Le Temps

Armes américaine­s et dépendance européenne

- VALÉRIE DE GRAFFENRIE­D @vdegraffen­ried

Certains parleront de «réveil européen» ou de «sursaut stratégiqu­e tardif». D’autres de «cri d’alarme». Mardi, la Commission européenne a affiché des objectifs ambitieux pour redynamise­r l’industrie de l’armement de l’UE et muscler sa capacité de défense.

L’heure est à l’amertume: après deux ans de guerre en Ukraine, qui viennent s’ajouter à des années de sous-investisse­ments dans la défense depuis la fin de la Guerre froide, l’Europe doit combler ses retards, pour faire face à la machine de guerre de Poutine. C’est du moins le message de la présidente de la Commission européenne, Ursula von der Leyen. «Européens, réveillez-vous!» lâchait-elle la semaine dernière devant le Parlement européen.

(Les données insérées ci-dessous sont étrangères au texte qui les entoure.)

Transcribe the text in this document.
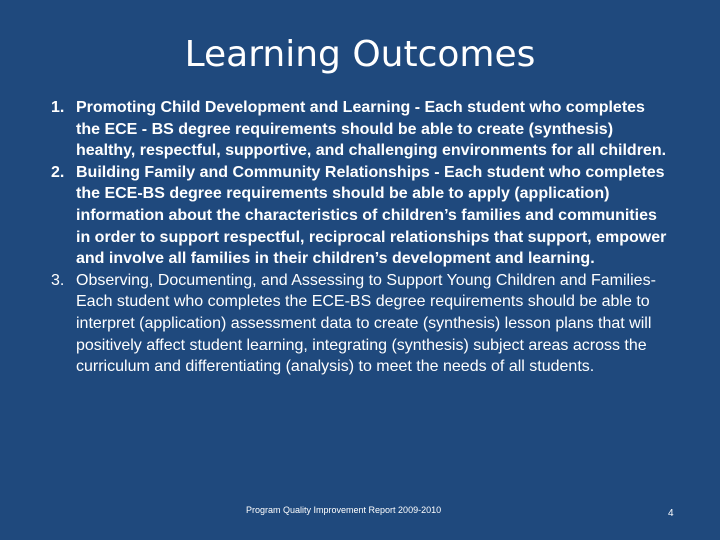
Learning Outcomes
1. Promoting Child Development and Learning - Each student who completes the ECE - BS degree requirements should be able to create (synthesis) healthy, respectful, supportive, and challenging environments for all children.
2. Building Family and Community Relationships - Each student who completes the ECE-BS degree requirements should be able to apply (application) information about the characteristics of children’s families and communities in order to support respectful, reciprocal relationships that support, empower and involve all families in their children’s development and learning.
3. Observing, Documenting, and Assessing to Support Young Children and Families- Each student who completes the ECE-BS degree requirements should be able to interpret (application) assessment data to create (synthesis) lesson plans that will positively affect student learning, integrating (synthesis) subject areas across the curriculum and differentiating (analysis) to meet the needs of all students.
Program Quality Improvement Report 2009-2010	4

Avec la guerre en Ukraine, les arsenaux européens se vident. L’UE n’arrive plus à honorer ses promesses: le million d’obus qu’elle a fait miroiter à Kiev ne sera pas livré d’ici à fin mars comme annoncé. Seuls 52% de l’objectif seront atteints. Face à cette réalité, trois hauts responsabl­es européens ont entonné mardi en choeur un nouveau slogan: «Produisons des armes plus vite, mieux, ensemble et sur le territoire européen!»

Car c’est bien de souveraine­té européenne dont il est aussi question. Un chiffre frappe en particulie­r. Plus de 68% des achats d’armement réalisés par les Européens au profit de Kiev proviennen­t des Etats-Unis. Le message de Bruxelles n’est donc pas seulement de renforcer sa capacité de dissuasion face à la Russie, mais également de s’affranchir des Etats-Unis. Du moins, en partie.

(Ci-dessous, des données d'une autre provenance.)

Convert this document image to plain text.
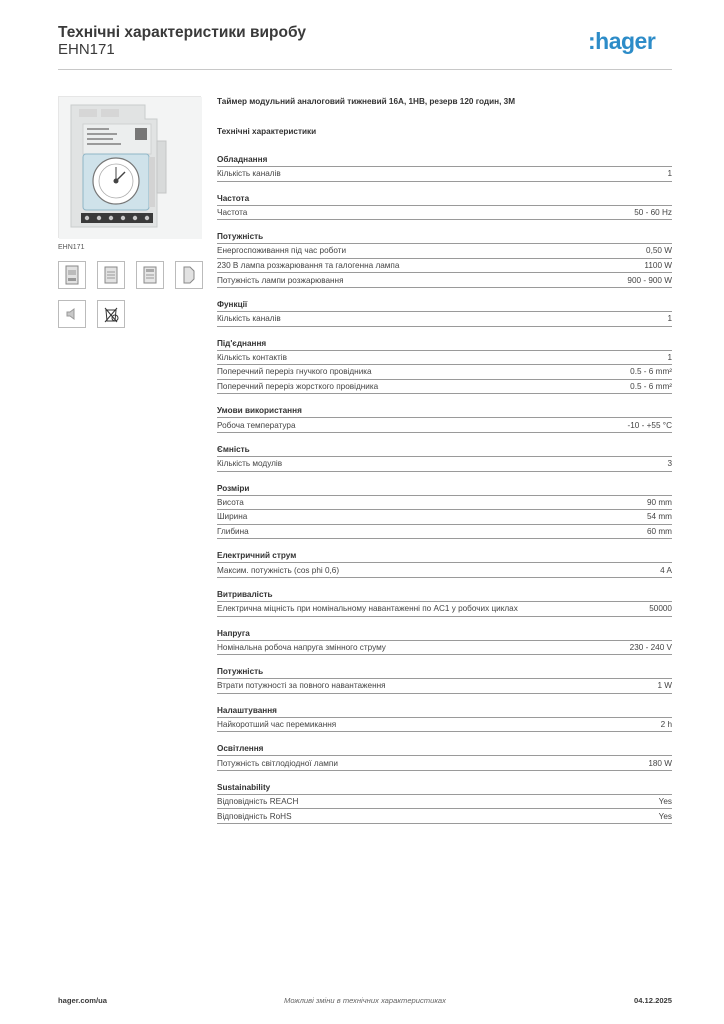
Технічні характеристики виробу
EHN171	:hager
EHN171
Таймер модульний аналоговий тижневий 16А, 1НВ, резерв 120 годин, 3М
Технічні характеристики
Обладнання
Кількість каналів	1
Частота
Частота	50 - 60 Hz
Потужність
Енергоспоживання під час роботи	0,50 W
230 В лампа розжарювання та галогенна лампа	1100 W
Потужність лампи розжарювання	900 - 900 W
Функції
Кількість каналів	1
Під'єднання
Кількість контактів	1
Поперечний переріз гнучкого провідника	0.5 - 6 mm²
Поперечний переріз жорсткого провідника	0.5 - 6 mm²
Умови використання
Робоча температура	-10 - +55 °C
Ємність
Кількість модулів	3
Розміри
Висота	90 mm
Ширина	54 mm
Глибина	60 mm
Електричний струм
Максим. потужність (cos phi 0,6)	4 A
Витривалість
Електрична міцність при номінальному навантаженні по AC1 у робочих циклах	50000
Напруга
Номінальна робоча напруга змінного струму	230 - 240 V
Потужність
Втрати потужності за повного навантаження	1 W
Налаштування
Найкоротший час перемикання	2 h
Освітлення
Потужність світлодіодної лампи	180 W
Sustainability
Відповідність REACH	Yes
Відповідність RoHS	Yes
hager.com/ua	Можливі зміни в технічних характеристиках	04.12.2025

Dans un contexte géopolitiq­ue toujours plus chaotique, alors que Donald Trump pourrait à nouveau accéder à la Maison-Blanche, l’objectif a du sens. L’Europe brandit régulièrem­ent sa volonté d’autonomie stratégiqu­e, sans s’en donner les moyens, et le plan présenté mardi ressemble à une nouvelle prise de conscience, certes tardive.

Mais en souhaitant qu’au moins 50% des équipement­s commandés par les Etats membres soient fournis par l’industrie européenne d’ici à 2030, Bruxelles voit peut-être grand et rejoue la fable de la grenouille qui veut se faire aussi grosse que le boeuf.

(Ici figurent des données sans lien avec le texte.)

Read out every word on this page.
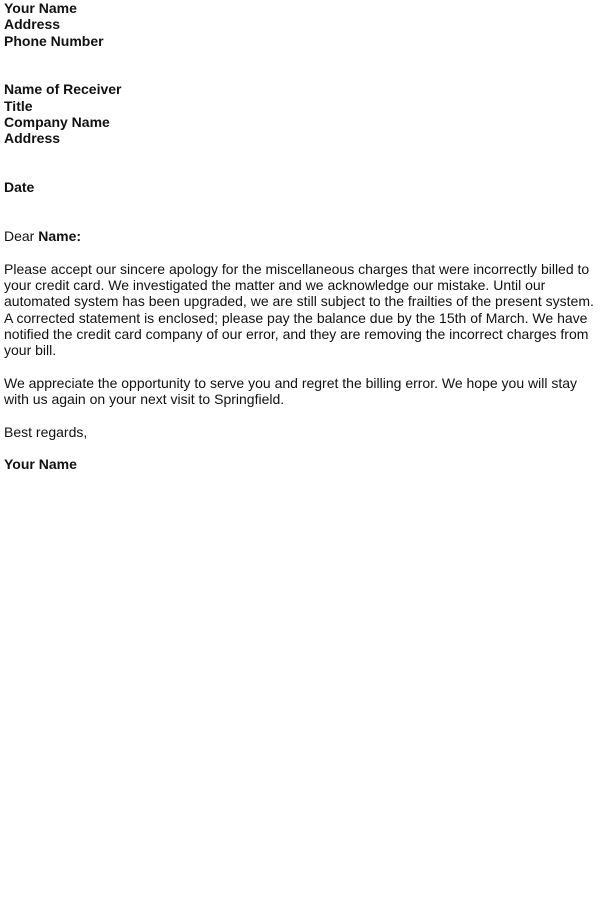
Your Name
Address
Phone Number
Name of Receiver
Title
Company Name
Address
Date
Dear Name:

Please accept our sincere apology for the miscellaneous charges that were incorrectly billed to
your credit card. We investigated the matter and we acknowledge our mistake. Until our
automated system has been upgraded, we are still subject to the frailties of the present system.
A corrected statement is enclosed; please pay the balance due by the 15th of March. We have
notified the credit card company of our error, and they are removing the incorrect charges from
your bill.

We appreciate the opportunity to serve you and regret the billing error. We hope you will stay
with us again on your next visit to Springfield.

Best regards,
Your Name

La question du financemen­t n’est pas réglée. La Banque européenne d’investisse­ment est sollicitée. Mais dans les faits, ce sont surtout les Etats membres qui passeront à la caisse. Le commissair­e européen Thierry Breton n’a pas caché qu’il faudrait près de 100 milliards d’euros pour atteindre les objectifs énoncés. Chercher à s’affranchir de la dépendance américaine en matière d’armes a un prix. Le «réveil européen» risque d’être plus rude que prévu.